Skip to content

🔍 Data Lineage Explorer - Interactive Visualization Demo

Status: Active Type: Interactive Demo Complexity: Intermediate Duration: 25 mins

📋 Overview

The Data Lineage Explorer is an interactive visualization tool that allows you to trace data flows through your Azure Synapse Analytics environment.

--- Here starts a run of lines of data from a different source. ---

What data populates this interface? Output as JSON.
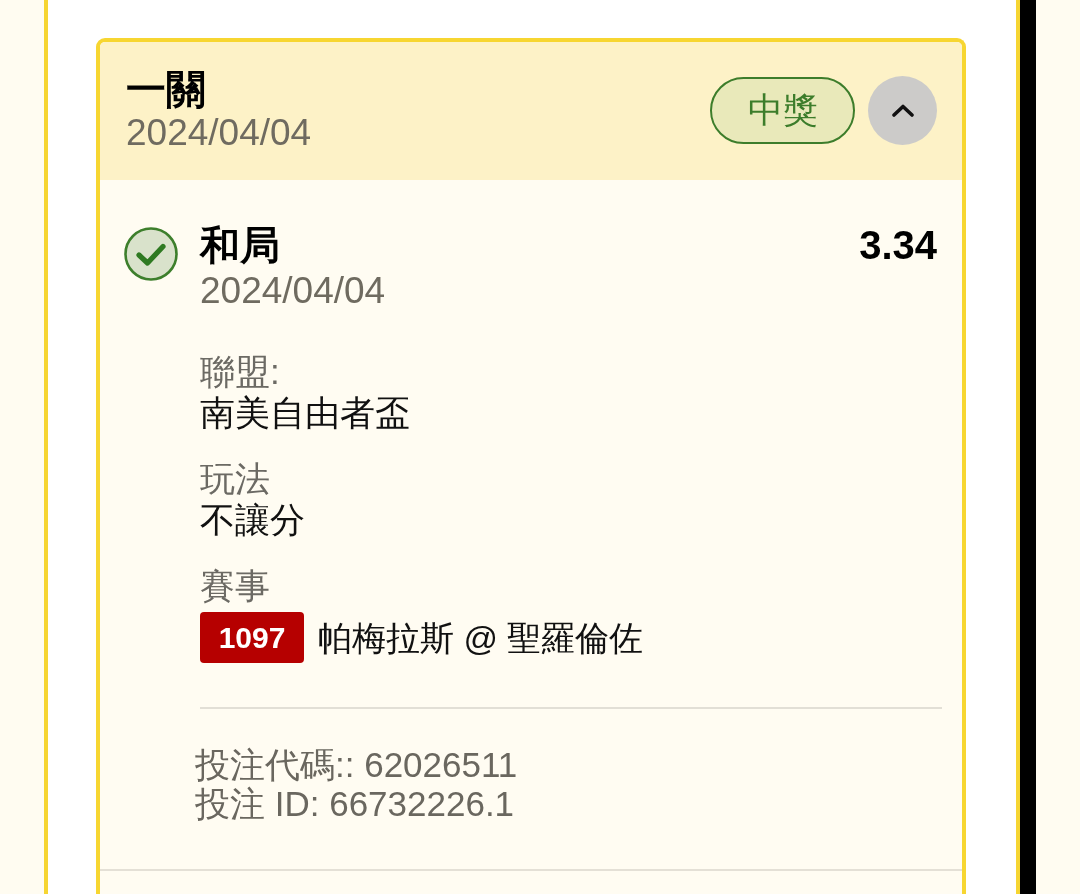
{
  "card": {
    "title": "一關",
    "date": "2024/04/04",
    "status_badge": "中獎",
    "expanded": true
  },
  "selection": {
    "won": true,
    "name": "和局",
    "odds": "3.34",
    "date": "2024/04/04",
    "details": [
      {
        "kind": "text",
        "label": "聯盟:",
        "value": "南美自由者盃"
      },
      {
        "kind": "text",
        "label": "玩法",
        "value": "不讓分"
      },
      {
        "kind": "match",
        "label": "賽事",
        "match_number": "1097",
        "value": "帕梅拉斯 @ 聖羅倫佐"
      }
    ]
  },
  "footer": [
    "投注代碼:: 62026511",
    "投注 ID: 66732226.1"
  ]
}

This demo provides hands-on experience with understanding data lineage, tracking transformations, and identifying dependencies across your data estate.

🎯 Learning Objectives

By completing this interactive demo, you will be able to:

  • Visualize end-to-end data lineage across multiple services
  • Trace data transformations from source to destination
  • Identify upstream and downstream dependencies
  • Understand impact analysis for data changes
  • Explore column-level lineage and transformations
  • Use lineage information for compliance and governance
  • Troubleshoot data quality issues using lineage traces

🎓 Prerequisites

Knowledge Requirements

  • Basic understanding of ETL/ELT concepts
  • Familiarity with Azure Synapse Analytics pipelines
  • Understanding of data transformation concepts
  • Basic SQL and data modeling knowledge

Technical Requirements

  • Modern web browser (Chrome, Edge, Firefox, Safari)
  • Active Azure subscription (for full integration)
  • Azure Synapse Analytics workspace (optional)
  • Azure Purview account (recommended)
  • Stable internet connection
  • Experience with data pipeline development
  • Understanding of data governance concepts
  • Familiarity with metadata management
  • Basic knowledge of data quality frameworks

🚀 Demo Description

What This Demo Covers

The Data Lineage Explorer demo provides an interactive environment where you can:

  1. Explore Lineage Graphs: Navigate interactive visual representations of data flows
  2. Trace Data Paths: Follow data from source systems through transformations to targets
  3. Analyze Impact: Understand the impact of changes to datasets or pipelines
  4. Column-Level Tracking: Drill down to see column-level transformations
  5. Time-Based Views: View lineage at different points in time
  6. Search and Filter: Find specific datasets, tables, or columns in complex lineages

Demo Features

Visual Lineage Graph

<!-- Interactive Lineage Visualization Component -->
<div id="lineage-explorer">
  <div class="graph-container">
    <svg id="lineage-graph"></svg>
  </div>
  <div class="control-panel">
    <button class="zoom-in">Zoom In</button>
    <button class="zoom-out">Zoom Out</button>
    <button class="reset-view">Reset View</button>
    <button class="export-lineage">Export</button>
  </div>
</div>

Node Types

  • Source Systems: External data sources (databases, files, APIs)
  • Ingestion Pipelines: Data ingestion processes
  • Transformation Stages: Data transformation activities
  • Storage Layers: Data lake zones (bronze, silver, gold)
  • Analytics Tables: Final consumption tables and views
  • Reports/Dashboards: Downstream reporting assets

Lineage Metadata Display

{
  "node_id": "sales_fact_table",
  "node_type": "table",
  "qualified_name": "synapse.gold.sales_fact",
  "description": "Aggregated sales transactions",
  "owner": "data_engineering_team",
  "upstream_dependencies": [
    "silver.cleaned_sales",
    "silver.customer_dim",
    "silver.product_dim"
  ],
  "downstream_dependencies": [
    "power_bi.sales_dashboard",
    "synapse.monthly_sales_view"
  ],
  "transformation_logic": "GROUP BY customer_id, product_id WITH SUM(amount)",
  "last_modified": "2025-12-10T10:30:00Z",
  "schema_version": "1.2.0"
}

📝 Step-by-Step Guide

Phase 1: Basic Lineage Exploration (5 minutes)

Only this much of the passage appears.